Après s’être contenté d’un extrait, il est temps de tout vous dévoiler. À l’approche de ce rendez-vous, Rémy Cabella s’est confié à cœur ouvert et pendant 45 minutes sur son passé lillois, un passé qu’il chérit. Cet entretien a été réalisé le mercredi 25 février.
Rémy Cabella, le Canari
Bonjour Rémy. Comment te sens-tu à Nantes depuis ton arrivée ?
Je me sens bien, vraiment bien. On est dans une phase un peu difficile, dans un contexte qui est difficile, mais on travaille, on travaille. On est un peu dans notre bulle. On essaye de rester concentré, de donner encore plus pour remonter la pente. C’est ce qu’on fait petit à petit. Les résultats n’étaient pas là ces dernières semaines, mais il y avait quand même du jeu, et là, on a gagné (contre Le Havre AC, 2-0) ça nous fait du bien. Mais il nous reste encore un chemin très, très long.
À quel moment t’es-tu décidé de rejoindre Nantes ? Qu’est-ce qui t’a poussé à quitter la Grèce ?
En Grèce, l’équipe, elle marche super bien, il y a des joueurs, des talents, et ça marche très, très bien. Donc le coach, il avait déjà son effectif en tête. J’ai fait quelques matchs, quelques rentrées, mais… C’était soit je continuais comme ça et je restais un peu au soleil en étant dans le groupe mais sans me prendre la tête. Si je joue, bien, tant mieux, si je ne joue pas, on gagne, donc c’est bien aussi…
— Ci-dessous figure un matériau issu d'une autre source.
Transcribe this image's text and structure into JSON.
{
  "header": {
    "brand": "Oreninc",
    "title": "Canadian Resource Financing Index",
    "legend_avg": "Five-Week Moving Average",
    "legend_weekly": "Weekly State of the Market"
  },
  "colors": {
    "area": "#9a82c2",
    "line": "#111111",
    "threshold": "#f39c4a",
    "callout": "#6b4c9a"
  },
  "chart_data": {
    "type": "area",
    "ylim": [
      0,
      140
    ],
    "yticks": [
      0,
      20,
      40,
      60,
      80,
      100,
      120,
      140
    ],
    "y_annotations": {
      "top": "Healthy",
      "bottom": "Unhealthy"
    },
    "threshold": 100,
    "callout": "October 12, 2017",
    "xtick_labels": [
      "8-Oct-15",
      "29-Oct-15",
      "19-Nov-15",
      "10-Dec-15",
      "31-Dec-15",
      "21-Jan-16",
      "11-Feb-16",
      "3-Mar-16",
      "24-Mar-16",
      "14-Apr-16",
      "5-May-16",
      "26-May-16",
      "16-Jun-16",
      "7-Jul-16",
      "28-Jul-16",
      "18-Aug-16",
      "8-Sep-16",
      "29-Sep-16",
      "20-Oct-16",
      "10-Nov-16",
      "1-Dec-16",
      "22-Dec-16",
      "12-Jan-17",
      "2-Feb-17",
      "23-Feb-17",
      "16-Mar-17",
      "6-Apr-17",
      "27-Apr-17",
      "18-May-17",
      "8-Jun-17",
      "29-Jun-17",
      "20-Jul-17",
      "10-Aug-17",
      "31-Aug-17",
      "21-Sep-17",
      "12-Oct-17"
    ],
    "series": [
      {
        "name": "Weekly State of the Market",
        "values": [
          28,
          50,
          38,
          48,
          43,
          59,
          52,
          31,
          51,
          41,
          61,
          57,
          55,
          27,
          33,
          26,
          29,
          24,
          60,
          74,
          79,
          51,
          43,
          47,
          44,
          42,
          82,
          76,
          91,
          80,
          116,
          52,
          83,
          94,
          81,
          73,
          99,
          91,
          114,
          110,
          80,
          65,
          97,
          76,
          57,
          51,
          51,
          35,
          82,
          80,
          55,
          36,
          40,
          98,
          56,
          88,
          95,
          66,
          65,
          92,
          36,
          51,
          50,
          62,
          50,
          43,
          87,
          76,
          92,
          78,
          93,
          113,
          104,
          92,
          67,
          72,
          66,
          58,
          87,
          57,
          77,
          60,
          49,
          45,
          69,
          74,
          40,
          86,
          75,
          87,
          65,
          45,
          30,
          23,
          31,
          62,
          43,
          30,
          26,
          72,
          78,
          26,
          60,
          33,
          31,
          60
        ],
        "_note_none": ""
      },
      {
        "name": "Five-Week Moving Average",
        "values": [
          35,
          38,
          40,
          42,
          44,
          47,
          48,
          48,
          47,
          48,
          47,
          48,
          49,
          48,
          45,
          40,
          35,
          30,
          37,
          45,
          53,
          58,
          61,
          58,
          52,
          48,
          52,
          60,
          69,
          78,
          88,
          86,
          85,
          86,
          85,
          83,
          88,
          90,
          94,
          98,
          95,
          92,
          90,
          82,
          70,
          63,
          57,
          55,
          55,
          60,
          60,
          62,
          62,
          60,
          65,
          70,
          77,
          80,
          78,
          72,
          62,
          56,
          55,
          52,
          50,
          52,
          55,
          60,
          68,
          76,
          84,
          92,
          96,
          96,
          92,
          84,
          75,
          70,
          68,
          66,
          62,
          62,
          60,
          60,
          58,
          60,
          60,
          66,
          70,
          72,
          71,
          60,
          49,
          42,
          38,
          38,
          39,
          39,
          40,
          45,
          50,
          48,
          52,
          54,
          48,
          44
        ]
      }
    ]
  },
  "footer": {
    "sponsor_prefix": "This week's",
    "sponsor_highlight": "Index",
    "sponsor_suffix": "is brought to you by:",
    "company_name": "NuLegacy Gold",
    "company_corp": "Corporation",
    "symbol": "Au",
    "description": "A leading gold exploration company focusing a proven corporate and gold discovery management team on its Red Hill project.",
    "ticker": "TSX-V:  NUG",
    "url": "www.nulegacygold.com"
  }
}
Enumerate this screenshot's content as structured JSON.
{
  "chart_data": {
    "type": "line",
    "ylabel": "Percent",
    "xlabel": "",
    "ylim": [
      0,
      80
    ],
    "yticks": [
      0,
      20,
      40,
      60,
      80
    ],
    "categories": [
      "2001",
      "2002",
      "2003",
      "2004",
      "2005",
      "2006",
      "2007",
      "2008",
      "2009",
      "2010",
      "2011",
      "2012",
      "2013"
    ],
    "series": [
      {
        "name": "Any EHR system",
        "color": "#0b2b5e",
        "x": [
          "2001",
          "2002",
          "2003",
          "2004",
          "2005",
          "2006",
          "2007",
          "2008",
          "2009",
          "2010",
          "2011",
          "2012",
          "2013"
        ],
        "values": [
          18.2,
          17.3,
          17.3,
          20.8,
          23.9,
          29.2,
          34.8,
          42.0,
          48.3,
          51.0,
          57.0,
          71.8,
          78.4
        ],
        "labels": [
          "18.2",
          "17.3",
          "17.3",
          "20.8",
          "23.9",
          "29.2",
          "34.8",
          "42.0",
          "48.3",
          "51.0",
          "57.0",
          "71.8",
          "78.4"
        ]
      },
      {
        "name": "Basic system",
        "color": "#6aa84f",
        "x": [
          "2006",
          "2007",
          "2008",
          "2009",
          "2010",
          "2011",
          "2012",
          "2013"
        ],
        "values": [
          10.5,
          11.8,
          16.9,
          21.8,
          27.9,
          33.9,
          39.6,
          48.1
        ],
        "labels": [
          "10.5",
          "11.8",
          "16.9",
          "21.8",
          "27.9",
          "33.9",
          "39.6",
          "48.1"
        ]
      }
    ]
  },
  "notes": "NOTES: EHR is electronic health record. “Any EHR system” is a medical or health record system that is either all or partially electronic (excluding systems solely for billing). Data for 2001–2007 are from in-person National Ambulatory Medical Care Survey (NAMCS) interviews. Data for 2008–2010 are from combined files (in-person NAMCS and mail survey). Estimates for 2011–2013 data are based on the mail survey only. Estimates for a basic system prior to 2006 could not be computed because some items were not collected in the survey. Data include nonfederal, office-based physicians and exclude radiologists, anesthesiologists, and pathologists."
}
Mais j’aime trop le jeu. J’aime le football, j’aime jouer, et là, je voulais quand même un beau challenge et Nantes est venu à moi, donc je n’ai pas hésité. Quand je donne mon accord, je tiens toujours parole. Je donnerais tout pour que le FC Nantes puisse se maintenir.
En restant sur la Grèce, peux-tu nous donner des nouvelles de Yusuf Yazici ? Comment va-t-il ?
Aaaaah Yusuf (il sourit). Il va très, très bien. On s’envoie des messages de temps en temps, notamment lorsque l’on marque. Il l’a fait après Marseille. Là, il a encore marqué tout récemment d’ailleurs, après être rentré. On est toujours en contact.
Quand je suis arrivé à l’Olympiakos, il m’a parlé un peu de tout. C’est lui qui m’a un peu mis à l’aise. Après, je me suis adapté. Je sais très bien m’adapté, mais il va très bien et en plus il marque dès qu’il joue. C’est encore un très, très bon joueur. Je l’aime énormément.
Vous avez regardé quelques matchs de Lille ensemble ?
On n’a pas eu l’occasion de le faire. Je les regarde personnellement tout le temps parce que je suis toujours en contact avec les Lillois. On est toujours actifs entre nous. Je ne les lâche pas.
Son départ du LOSC
À quel moment t’es-tu décidé à quitter le LOSC ? Tu as été le premier à annoncer ton départ à l’époque.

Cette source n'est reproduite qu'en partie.